Raja selanjutnya adalah Sultan Abdul Jalil. Dalam masa pemerintahan raja inilah surat-menyurat sudah mempergunakan cap/stempel yang bertuliskan huruf Arab. Dia adalah kemenakan Raja Jambi yang menerima waris untuk menduduki jabatan Raja Alam di Kerajaan Pagarruyung. Sebelumnya seseorang yang bernama Abdul Jalil memangku jabatan sebagai “Raja Adat” di Buo. Setelah menjadi raja dia diberi gelar “Yang Dipertuan Raja Alam Muningsyah I”. Pada masa kekuasaannya, Sultan Abdul Jalil berhubungan dengan kerajaan Negeri Sembilan di Malaysia dan dialah yang mengangkat raja di sana.
Pengganti Sultan Abdul Jalil adalah Yang Dipertuan Rajo Basusu Ampek bergelar Raja Alam Muningsyah II (1615 M). Dalam masa pemerintahannya, raja tidak banyak berbuat, akan tetapi keadaan kerajaan dan daerah rantau senantiasa aman. Raja selanjutnya adalah Sultan Ahmad Syah (1650-1680 M). Pemerintahannya bercorak desentralistis, berdasarkan hukum Islam dan hukum adat, lazim disebut “Tungku nan Tigo Sajarangan”, atau “Tali Tigo Sapilin”. Ada tiga orang raja yang berkuasa, yaitu Raja Adat di Buo, Raja Ibadat di Sumpurkudus, dan Raja Alam di Pagarruyung. Ketiganya disebut juga “Rajo Nan Tigo Selo”.
Raja Adat adalah pemegang Adat dan Limbago. Keturunannya sampai sekarang masih disebut “Orang Istana”, keturunan raja-raja di Pagarruyung. Raja Ibadat adalah pemegang Hukum Titah Allah, penegak imam di Alam yang memegang tinggi titah Allah, dan mengerjakan suruhan Nabi. Raja Alam merupakan koordinator dari adat dan ibadat.
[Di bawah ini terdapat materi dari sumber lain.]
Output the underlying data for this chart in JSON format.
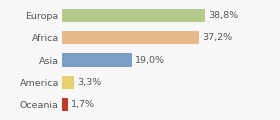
{
  "categories": [
    "Europa",
    "Africa",
    "Asia",
    "America",
    "Oceania"
  ],
  "values": [
    38.8,
    37.2,
    19.0,
    3.3,
    1.7
  ],
  "labels": [
    "38,8%",
    "37,2%",
    "19,0%",
    "3,3%",
    "1,7%"
  ],
  "bar_colors": [
    "#b5c98a",
    "#e8b98a",
    "#7a9fc4",
    "#e8d070",
    "#c0392b"
  ],
  "background_color": "#f8f8f8",
  "xlim": [
    0,
    50
  ],
  "bar_height": 0.6,
  "label_fontsize": 6.8,
  "tick_fontsize": 6.8,
  "grid_color": "#cccccc",
  "text_color": "#555555"
}
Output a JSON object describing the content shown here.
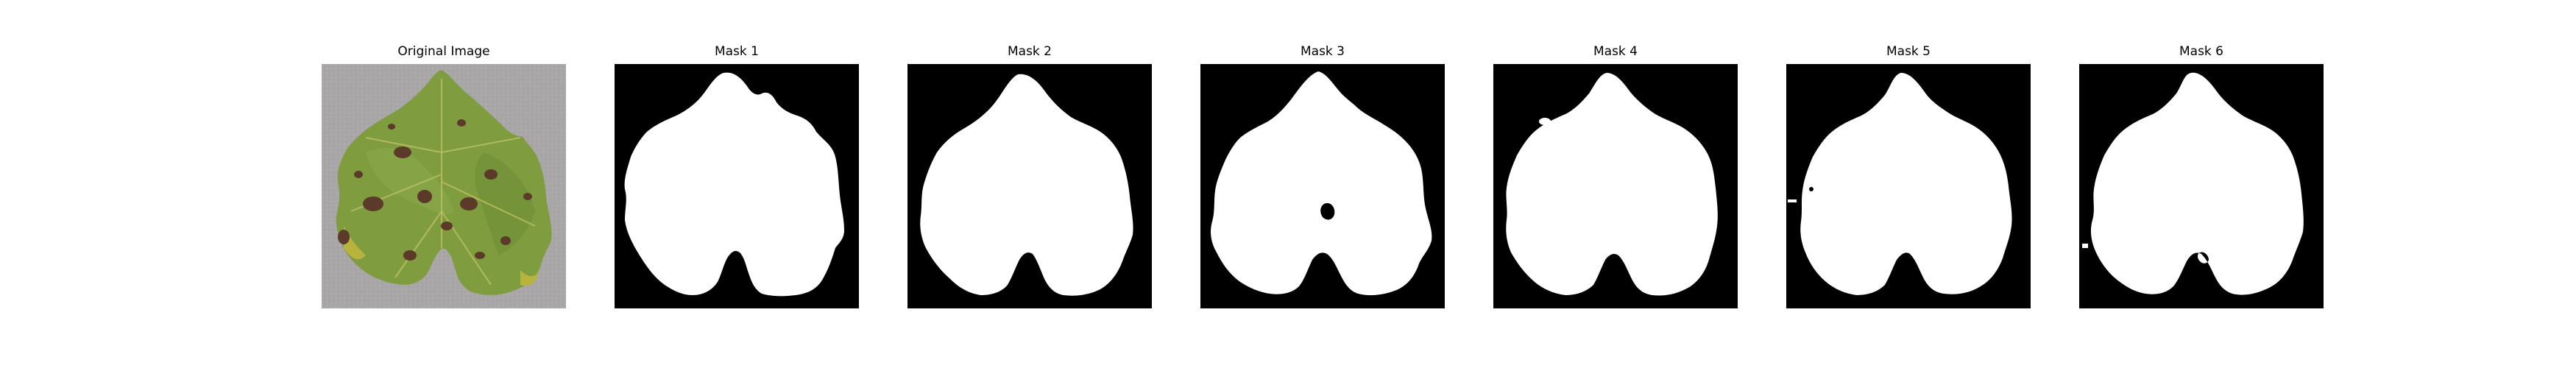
{
  "figure": {
    "panels": [
      {
        "title": "Original Image",
        "kind": "photo"
      },
      {
        "title": "Mask 1",
        "kind": "mask"
      },
      {
        "title": "Mask 2",
        "kind": "mask"
      },
      {
        "title": "Mask 3",
        "kind": "mask"
      },
      {
        "title": "Mask 4",
        "kind": "mask"
      },
      {
        "title": "Mask 5",
        "kind": "mask"
      },
      {
        "title": "Mask 6",
        "kind": "mask"
      }
    ]
  },
  "colors": {
    "mask_background": "#000000",
    "mask_foreground": "#ffffff",
    "photo_background": "#a9a6a7",
    "leaf_green": "#7f9d3f",
    "leaf_dark": "#5a7a2e",
    "lesion_brown": "#5b3a2a",
    "leaf_yellow": "#b8b33c"
  }
}
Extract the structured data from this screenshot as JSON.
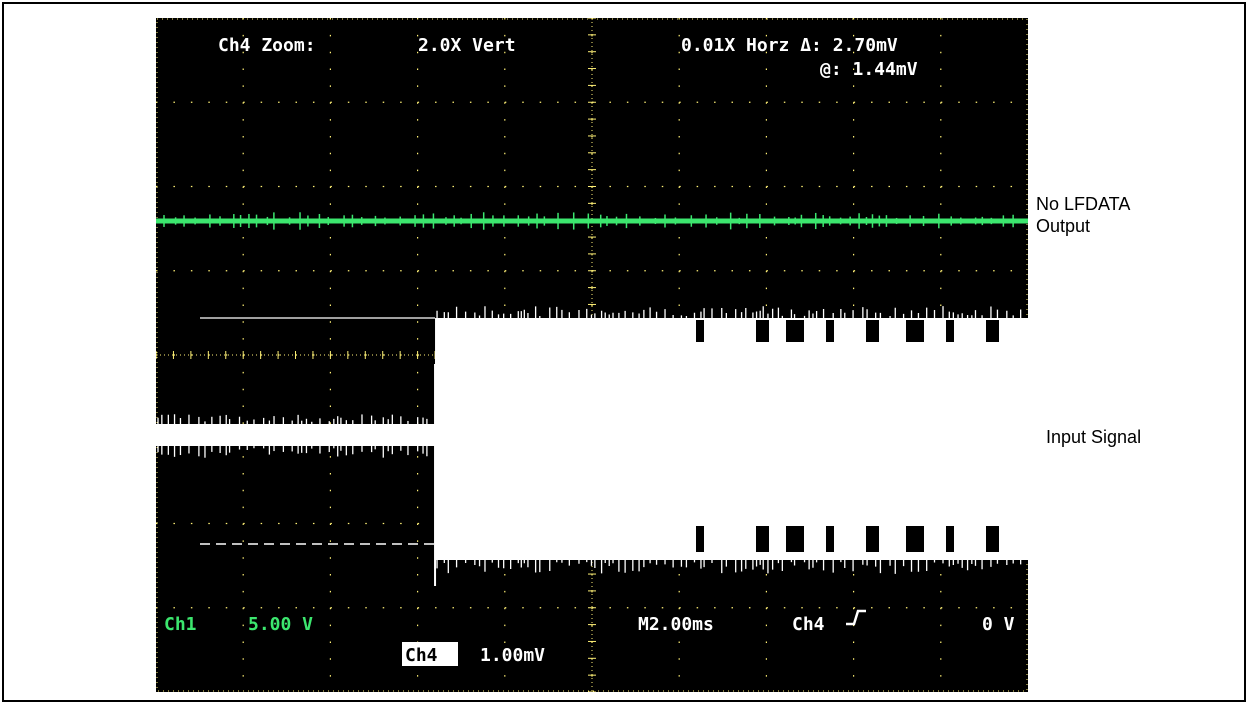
{
  "scope": {
    "header_left": "Ch4 Zoom:",
    "header_mid": "2.0X Vert",
    "header_right": "0.01X Horz Δ: 2.70mV",
    "header_right2": "@: 1.44mV",
    "ch1_label": "Ch1",
    "ch1_scale": "5.00 V",
    "ch4_badge": "Ch4",
    "ch4_scale": "1.00mV",
    "timebase": "M2.00ms",
    "trigger_source": "Ch4",
    "trigger_slope_icon": "rising-edge-icon",
    "trigger_level": "0 V"
  },
  "annotations": {
    "lfdata_line1": "No LFDATA",
    "lfdata_line2": "Output",
    "input_signal": "Input Signal"
  },
  "colors": {
    "screen_bg": "#000000",
    "graticule": "#fff176",
    "ch1_trace": "#3ce66e",
    "ch4_trace": "#ffffff",
    "ch1_text": "#3ce66e",
    "scope_text": "#ffffff"
  },
  "chart_data": {
    "type": "line",
    "title": "",
    "xlabel": "",
    "ylabel": "",
    "x_divisions": 10,
    "y_divisions": 8,
    "grid": true,
    "series": [
      {
        "name": "Ch1",
        "volts_per_div": 5.0,
        "level_div": 0.0,
        "x": [
          0,
          10
        ],
        "y_div": [
          0.0,
          0.0
        ]
      },
      {
        "name": "Ch4",
        "mv_per_div": 1.0,
        "zoom_vert": 2.0,
        "zoom_horz": 0.01,
        "segments": [
          {
            "x_start": 0.0,
            "x_end": 3.2,
            "upper_div": -2.35,
            "lower_div": -2.6
          },
          {
            "x_start": 3.2,
            "x_end": 10.0,
            "upper_div": -1.15,
            "lower_div": -4.7
          }
        ]
      }
    ],
    "cursors": {
      "delta_mv": 2.7,
      "at_mv": 1.44
    },
    "timebase_ms_per_div": 2.0
  }
}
Di bawah kedudukan raja terdapat “Basa Ampek Balai” (Dewan Empat Menteri), yang terdiri dari Datuk Bendaharo di Sungaitarab, Tuan Kadhi di Padanggantiang, Tuan Indomo di Saruaso, dan Tuan Makhudum di Sumanik. Datuk Bendaharo yang mengetuai Basa Ampek Balai, bertugas menjalankan pemerintahan seperti yang digariskan oleh Rajo Nan Tigo Selo. Di bawah Basa Ampek Balai terdapat pejabat yang bernama manti dengan jumlah lebih banyak. Di bawah manti terdapat “dubalang” (hulubalang) yang jumlahnya lebih besar daripada penghulu. Penghulu dan hulubalanglah yang berhubungan langsung dengan rakyat. Hulubalang bertugas mengamankan anak nagari. Sebagai “pagar kampung”, ia menjaga ketertiban dan keamanan dalam nagari.
Kerajaan Pagarruyung diperintah berdasarkan Adat dan Syarak seperti dirumuskan dalam pepatah “Adat Basandi Syarak, Syarak Basandi Kitabullah”, sampai saat datangnya pemurnian agama Islam di Minangkabau yang dilakukan oleh Haji Miskin, Haji Piobang, dan Haji Sumanik. Setelah tiga orang haji tersebut pulang ke Minangkabau (1803) dimulailah usaha pemurnian ajaran agama melalui “Gerakan Paderi” yang berhadapan dengan Nan Dipatuan Rajo Alam Pagarruyung yang terakhir, Arifin Muning Syah Alam, bertempat tinggal di Gudam (sebuah jorong di Pagarruyung).